Menu
Libération
Sevrage forcé

TikTok Lite : le système de récompenses de l’application, jugé «addictif» par l’UE, pourrait être suspendu dès jeudi

Aussi vite arrivé, aussi vite menacé : l’Union européenne pourrait mettre fin dès ce jeudi au système de récompense lancé fin mars par TikTok. Sauf si l’application fournissait rapidement une évaluation convaincante des risques de l’application.
TikTok Lite et son système de récompenses a été lancé fin mars 2024. (Kiran Ridley/AFP)
publié le 22 avril 2024 à 19h20

L’Union européenne semble bien partie pour joindre le geste à la parole. Après une enquête lancée ce lundi contre TikTok Lite, Bruxelles a menacé de suspendre dès jeudi la fonctionnalité du réseau social chinois qui récompense le temps passé devant les écrans, jugée trop encline à favoriser l’addiction de ses usagers. Le réseau social s’est dit «déçu» de l’ouverture de cette enquête, argumentant que «le programme de récompenses TikTok Lite n’est pas accessible aux moins de 18 ans et inclut une limite quotidienne pour le visionnage de vidéos» . Le groupe ByteDance, la maison mère de l’application, entend toutefois «poursuivre les discussions avec la Commission» sur ce sujet et a jusqu’au mercredi 24 avril pour se défendre

Avec ses vidéos courtes, TikTok, qui séduit plus de 1,5 milliard d’utilisateurs dans le monde, est accusé depuis plusieurs années aux Etats-Unis et en Europe de susciter des comportements de dépendance chez les adolescents. Sa version «Lite» accentue ces risques. L’usager de TikTok Lite amasse des «jetons» via différentes actions : en se connectant quotidiennement sur l’application, en aimant des contenus, ou plus simplement en regardant des vidéos. Beaucoup de vidéos. «La durée maximale de visionnage de vidéos récompensée est de 60 à 85 minutes», a précisé la plateforme. La collecte n’est donc pas infinie, mais journalière. Ces jetons sont ensuite échangeables contre des cartes-cadeaux sur des sites partenaires, comme Amazon.

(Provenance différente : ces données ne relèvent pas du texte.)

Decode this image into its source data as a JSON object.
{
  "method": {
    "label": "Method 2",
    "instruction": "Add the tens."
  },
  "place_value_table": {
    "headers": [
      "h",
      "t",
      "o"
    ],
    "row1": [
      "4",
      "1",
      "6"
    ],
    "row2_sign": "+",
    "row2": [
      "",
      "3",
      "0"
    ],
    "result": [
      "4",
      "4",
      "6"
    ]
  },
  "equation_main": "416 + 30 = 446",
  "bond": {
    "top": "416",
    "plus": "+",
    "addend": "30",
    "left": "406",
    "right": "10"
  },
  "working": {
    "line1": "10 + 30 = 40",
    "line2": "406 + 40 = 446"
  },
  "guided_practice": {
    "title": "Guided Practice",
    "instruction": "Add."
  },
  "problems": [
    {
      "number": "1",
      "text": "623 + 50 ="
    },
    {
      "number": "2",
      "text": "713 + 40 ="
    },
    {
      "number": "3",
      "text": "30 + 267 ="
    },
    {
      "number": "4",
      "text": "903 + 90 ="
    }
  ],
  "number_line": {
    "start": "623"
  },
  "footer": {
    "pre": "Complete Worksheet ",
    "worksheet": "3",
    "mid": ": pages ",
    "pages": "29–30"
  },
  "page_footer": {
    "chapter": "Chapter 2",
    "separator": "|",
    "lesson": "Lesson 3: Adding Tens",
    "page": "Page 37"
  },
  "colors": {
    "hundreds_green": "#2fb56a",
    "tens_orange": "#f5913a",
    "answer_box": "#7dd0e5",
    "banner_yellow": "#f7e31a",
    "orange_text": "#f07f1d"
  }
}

La Commission européenne avait lancé une première mise en garde le 17 avril, en demandant à la plateforme de fournir sous 24 heures une évaluation des risques liés au déploiement de TikTok Lite, et de détailler les moyens mis en œuvre pour les réduire. Un document qui aurait dû être transmis à l’UE avant même le lancement de l’application, comme le demande la nouvelle législation sur les services numériques (DSA). Mais «TikTok n’a pas fourni le document dans les délais», a expliqué la Commission dans un communiqué. L’application a bénéficié d’un léger sursis, et devra désormais fournir cette évaluation mardi au plus tard.

Pour l’instance européenne, le mécanisme de récompenses pose «des risques graves pour la santé mentale des utilisateurs». Un constat rejoint par le commissaire européen au Numérique, Thierry Breton : «Les flux incessants de vidéos courtes et rapides peuvent sembler amusants, mais ils exposent nos enfants à des risques d’addiction, d’anxiété, de dépression, de troubles alimentaires, de réduction des capacités d’attention.»

Menaces d’interdiction de TikTok aux Etats-Unis

Faute de réponse avant jeudi, la Commission pourra imposer des amendes allant jusqu’à 1 % du chiffre d’affaires mondial annuel du groupe et des astreintes pouvant atteindre 5 % du chiffre d’affaires quotidien.

En février, la plateforme chinoise était déjà sous le coup d’une enquête de la Commission pour manquements présumés en matière de protection des mineurs. De potentiels manquements qui, avant même le lancement de TikTok Lite, concernaient déjà la gestion des risques liés à la conception addictive et au contenu nocif du réseau social, mais aussi la transparence de la publicité, et l’accès aux algorithmes pour les chercheurs.

Aux Etats-Unis, la chambre des représentants a adopté un texte le samedi 20 avril menaçant d’interdire le réseau social sur fond de soupçon d’espionnage de la part de la Chine.